Audio-visueller Quellenfundus zur deutschen Soziologie seit 1945
Der Fundus wird im Sozialwissenschaftlichen Archiv der Universität Konstanz aufbewahrt und ist dort zugänglich.
Ziel des Projektes ist die Fortsetzung der Zeitzeugenbefragung von Sozialwissenschaftlerinnen und Sozialwissenschaftlern, die Prof. Karl-Siegbert Rehberg gemeinsam mit Dr. Joachim Fischer (Dresden/Halle) und Prof. Stephan Moebius (Graz) durchführt und die insbesondere Fragen der Wiedereinrichtung des Faches, dessen Professionalisierung, Theorie- und Methodenentwicklung und öffentliche Wirksamkeit seit der Gründung der Bundesrepublik Deutschland sowie die Fachentwicklung seit der Wiedervereinigung Deutschlands mit Blick auch auf die Stellung der Soziologie in der DDR zum Gegenstand hat.

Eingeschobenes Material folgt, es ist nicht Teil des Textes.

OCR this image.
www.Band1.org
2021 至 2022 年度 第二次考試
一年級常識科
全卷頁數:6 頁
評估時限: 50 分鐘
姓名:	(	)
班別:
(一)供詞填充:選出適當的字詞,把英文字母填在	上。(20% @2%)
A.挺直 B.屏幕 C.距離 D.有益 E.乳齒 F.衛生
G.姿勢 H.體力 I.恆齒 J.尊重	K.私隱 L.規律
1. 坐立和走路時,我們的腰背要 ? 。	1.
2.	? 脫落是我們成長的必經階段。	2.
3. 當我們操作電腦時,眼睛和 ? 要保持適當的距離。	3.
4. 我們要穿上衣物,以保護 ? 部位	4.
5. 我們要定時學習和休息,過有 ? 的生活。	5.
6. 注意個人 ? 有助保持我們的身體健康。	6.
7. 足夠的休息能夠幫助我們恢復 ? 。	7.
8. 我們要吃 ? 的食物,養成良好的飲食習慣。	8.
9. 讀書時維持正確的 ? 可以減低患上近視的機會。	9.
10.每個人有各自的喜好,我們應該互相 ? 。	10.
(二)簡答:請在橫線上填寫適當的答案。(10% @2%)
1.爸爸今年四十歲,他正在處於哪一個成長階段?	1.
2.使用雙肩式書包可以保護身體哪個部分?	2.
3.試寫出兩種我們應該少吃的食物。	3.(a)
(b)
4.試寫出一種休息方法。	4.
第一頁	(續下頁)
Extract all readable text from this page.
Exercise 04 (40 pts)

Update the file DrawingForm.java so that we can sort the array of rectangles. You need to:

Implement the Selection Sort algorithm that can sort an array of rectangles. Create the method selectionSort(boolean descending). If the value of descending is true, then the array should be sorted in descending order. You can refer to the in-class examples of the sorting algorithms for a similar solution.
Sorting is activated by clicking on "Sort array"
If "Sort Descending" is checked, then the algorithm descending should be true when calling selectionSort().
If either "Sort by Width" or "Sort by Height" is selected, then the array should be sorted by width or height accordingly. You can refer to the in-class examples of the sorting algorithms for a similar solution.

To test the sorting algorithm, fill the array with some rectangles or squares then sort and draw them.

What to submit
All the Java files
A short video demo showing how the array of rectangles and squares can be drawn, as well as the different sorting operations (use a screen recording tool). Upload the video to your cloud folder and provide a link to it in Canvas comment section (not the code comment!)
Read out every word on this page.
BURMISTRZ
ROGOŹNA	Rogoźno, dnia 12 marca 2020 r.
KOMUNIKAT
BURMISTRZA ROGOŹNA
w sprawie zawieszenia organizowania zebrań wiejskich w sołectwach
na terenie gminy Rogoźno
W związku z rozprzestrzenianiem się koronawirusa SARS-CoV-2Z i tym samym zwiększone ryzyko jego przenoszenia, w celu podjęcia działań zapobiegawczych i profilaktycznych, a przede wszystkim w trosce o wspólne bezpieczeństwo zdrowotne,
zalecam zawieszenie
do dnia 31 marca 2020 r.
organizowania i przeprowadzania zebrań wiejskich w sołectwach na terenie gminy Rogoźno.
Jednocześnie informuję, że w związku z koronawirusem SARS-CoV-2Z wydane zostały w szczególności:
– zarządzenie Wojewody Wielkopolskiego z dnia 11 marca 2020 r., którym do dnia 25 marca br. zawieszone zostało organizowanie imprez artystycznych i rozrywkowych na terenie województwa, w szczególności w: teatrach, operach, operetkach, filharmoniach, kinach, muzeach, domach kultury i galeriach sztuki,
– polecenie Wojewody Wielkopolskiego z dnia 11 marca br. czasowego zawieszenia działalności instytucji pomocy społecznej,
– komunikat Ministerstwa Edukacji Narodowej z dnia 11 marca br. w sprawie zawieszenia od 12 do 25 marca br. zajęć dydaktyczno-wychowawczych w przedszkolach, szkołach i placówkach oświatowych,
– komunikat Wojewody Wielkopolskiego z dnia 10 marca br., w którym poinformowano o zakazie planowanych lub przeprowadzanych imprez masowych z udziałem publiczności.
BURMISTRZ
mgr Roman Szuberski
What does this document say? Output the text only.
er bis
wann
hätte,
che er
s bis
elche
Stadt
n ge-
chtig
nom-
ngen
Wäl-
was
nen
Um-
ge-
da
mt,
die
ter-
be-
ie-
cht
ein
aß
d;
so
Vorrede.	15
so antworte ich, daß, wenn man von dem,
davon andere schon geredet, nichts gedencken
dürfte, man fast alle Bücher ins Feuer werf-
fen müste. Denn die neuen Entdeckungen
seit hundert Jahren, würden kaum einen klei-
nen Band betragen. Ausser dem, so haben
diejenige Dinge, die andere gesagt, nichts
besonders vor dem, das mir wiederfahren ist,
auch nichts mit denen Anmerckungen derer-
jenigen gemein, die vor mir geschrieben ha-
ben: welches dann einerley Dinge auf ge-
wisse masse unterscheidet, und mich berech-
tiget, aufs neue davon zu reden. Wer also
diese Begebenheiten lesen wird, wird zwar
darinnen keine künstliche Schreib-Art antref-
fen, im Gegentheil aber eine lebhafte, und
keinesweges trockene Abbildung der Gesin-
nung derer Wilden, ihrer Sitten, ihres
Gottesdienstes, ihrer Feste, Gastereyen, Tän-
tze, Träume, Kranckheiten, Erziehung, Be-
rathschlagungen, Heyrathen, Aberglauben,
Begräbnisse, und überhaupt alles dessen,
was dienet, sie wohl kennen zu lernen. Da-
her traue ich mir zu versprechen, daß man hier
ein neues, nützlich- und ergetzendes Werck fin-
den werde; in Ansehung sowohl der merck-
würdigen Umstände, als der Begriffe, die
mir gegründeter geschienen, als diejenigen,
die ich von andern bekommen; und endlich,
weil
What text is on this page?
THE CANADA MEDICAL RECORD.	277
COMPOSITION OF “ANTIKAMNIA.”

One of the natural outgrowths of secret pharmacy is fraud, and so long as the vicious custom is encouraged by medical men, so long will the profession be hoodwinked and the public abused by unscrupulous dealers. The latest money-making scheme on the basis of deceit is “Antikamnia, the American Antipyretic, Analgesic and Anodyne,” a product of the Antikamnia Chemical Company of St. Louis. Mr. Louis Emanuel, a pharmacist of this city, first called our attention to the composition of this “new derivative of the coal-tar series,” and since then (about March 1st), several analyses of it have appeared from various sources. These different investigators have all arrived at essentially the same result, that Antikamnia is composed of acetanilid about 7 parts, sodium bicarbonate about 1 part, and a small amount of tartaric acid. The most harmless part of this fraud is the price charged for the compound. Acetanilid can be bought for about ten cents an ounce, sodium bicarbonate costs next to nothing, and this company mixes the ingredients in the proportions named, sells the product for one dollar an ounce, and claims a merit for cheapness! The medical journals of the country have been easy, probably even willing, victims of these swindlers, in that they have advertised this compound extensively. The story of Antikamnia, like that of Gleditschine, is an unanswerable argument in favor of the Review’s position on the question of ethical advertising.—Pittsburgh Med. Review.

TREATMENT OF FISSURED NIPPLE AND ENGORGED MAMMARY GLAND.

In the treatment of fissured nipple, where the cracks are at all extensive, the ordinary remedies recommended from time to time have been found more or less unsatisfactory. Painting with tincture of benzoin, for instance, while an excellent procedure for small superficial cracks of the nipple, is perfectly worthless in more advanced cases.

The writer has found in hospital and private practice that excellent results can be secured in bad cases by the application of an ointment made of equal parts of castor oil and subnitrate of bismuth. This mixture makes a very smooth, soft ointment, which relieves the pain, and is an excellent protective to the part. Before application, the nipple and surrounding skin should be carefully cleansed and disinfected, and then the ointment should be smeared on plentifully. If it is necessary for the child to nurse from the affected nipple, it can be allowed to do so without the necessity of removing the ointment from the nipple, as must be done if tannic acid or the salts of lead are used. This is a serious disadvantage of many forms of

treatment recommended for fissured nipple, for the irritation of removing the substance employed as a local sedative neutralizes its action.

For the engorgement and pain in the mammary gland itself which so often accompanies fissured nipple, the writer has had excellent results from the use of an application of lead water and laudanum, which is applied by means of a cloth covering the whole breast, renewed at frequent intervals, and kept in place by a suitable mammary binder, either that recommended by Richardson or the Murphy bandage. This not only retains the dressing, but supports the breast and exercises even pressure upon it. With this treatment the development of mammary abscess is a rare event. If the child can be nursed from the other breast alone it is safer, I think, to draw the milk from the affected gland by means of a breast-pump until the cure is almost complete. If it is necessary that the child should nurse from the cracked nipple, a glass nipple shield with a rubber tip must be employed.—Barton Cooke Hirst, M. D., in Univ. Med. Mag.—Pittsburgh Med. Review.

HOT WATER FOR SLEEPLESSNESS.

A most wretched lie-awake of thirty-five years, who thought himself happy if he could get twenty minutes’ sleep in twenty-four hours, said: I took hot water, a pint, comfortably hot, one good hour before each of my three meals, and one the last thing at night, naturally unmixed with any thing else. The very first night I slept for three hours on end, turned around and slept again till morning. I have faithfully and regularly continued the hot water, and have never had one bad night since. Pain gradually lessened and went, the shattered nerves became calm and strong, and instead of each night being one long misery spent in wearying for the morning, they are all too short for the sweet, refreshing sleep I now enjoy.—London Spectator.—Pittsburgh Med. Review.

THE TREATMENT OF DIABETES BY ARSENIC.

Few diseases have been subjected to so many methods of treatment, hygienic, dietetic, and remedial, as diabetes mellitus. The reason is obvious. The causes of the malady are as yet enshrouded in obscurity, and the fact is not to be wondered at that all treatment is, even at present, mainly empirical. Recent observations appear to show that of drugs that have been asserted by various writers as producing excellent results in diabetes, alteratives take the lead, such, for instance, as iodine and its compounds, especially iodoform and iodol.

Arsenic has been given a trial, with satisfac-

Das Projekt wird von der Annahme geleitet, dass es sich bei der bundesrepublikanischen Soziologie der Jahre 1945-1990 nicht nur um eine bedeutende Epoche der Soziologie handelt, sondern um eine Schlüsseldisziplin für die intellektuelle und politische Entwicklung in der Bundesrepublik. Dies gilt zum einen für die Demokratisierung der deutschen Gesellschaft, ist aber auch vor dem Hintergrund der „Systemauseinandersetzung“ im Kalten Krieg zu sehen. Deshalb wird im Rahmen des Projektes nun auch die (wenngleich institutionell sehr eingeschränkte) Soziologie in der DDR ebenso in das Interviewprogramm einbezogen wie die Neugründung in den neuen Bundesländern nach 1990.
In dieser Forschungsperspektive wurde Soziologiegeschichte als Institutionen- und Denkgeschichte im Rahmen gesamtgesellschaftlicher Wandlungsprozesse bereits im Startprojekt in den Jahren 2010 und 2011 untersucht, in dessen Rahmen bereits 16 Soziologinnen und Soziologen zumeist der älteren Generation befragt wurden. Es handelt sich um Peter L. Berger, Iring Fetscher, Jürgen Habermas, Hansfried Kellner, Hermann Korte, Wolf Lepenies, Kurt Lenk, M. Rainer Lepsius, Thomas Luckmann, Hermann Lübbe, Burkhart Lutz, Werner Mangold, Renate Mayntz, Friedhelm Neidhardt, Oskar Negt und Bernhard Schäfers.
Für die sich nun anschließende zweijährige Abschlussphase des Projektes sind weitere 55 Interviews unter Einschluss von Fachvertretern aus Österreich und der Schweiz vorgesehen. Erstens wird nach innerfachlichen theoretischen und methodischen Entwicklungen gefragt und nach der Einschätzung der Soziologie als multiparadigmatisches Fach. Zweitens wird die organisatorisch-institutionelle Entwicklung betrachtet, insbesondere die Rolle der Deutschen Gesellschaft für Soziologie, des Wissenschaftszentrums Berlin oder auch des Max-Planck-Instituts für Gesellschaftsforschung in Köln. Ferner ist der Bedeutung wissenschaftlicher Kontroversen und der Rolle der Soziologie in der bundesrepublikanischen Gesellschaftsentwicklung nachzugehen. Schließlich wird ein Urteil über die heutige Lage des Faches erbeten.
Die dokumentierten biographischen Interviews bilden die Basis für einen fortlaufend zu erweiternden Fundus audio-visuell dokumentierter Zeitzeugenberichte zur Fachgeschichte der Soziologie, der im Sozialwissenschaftlichen Archiv der Universität Konstanz aufbewahrt und zugänglich gemacht wird.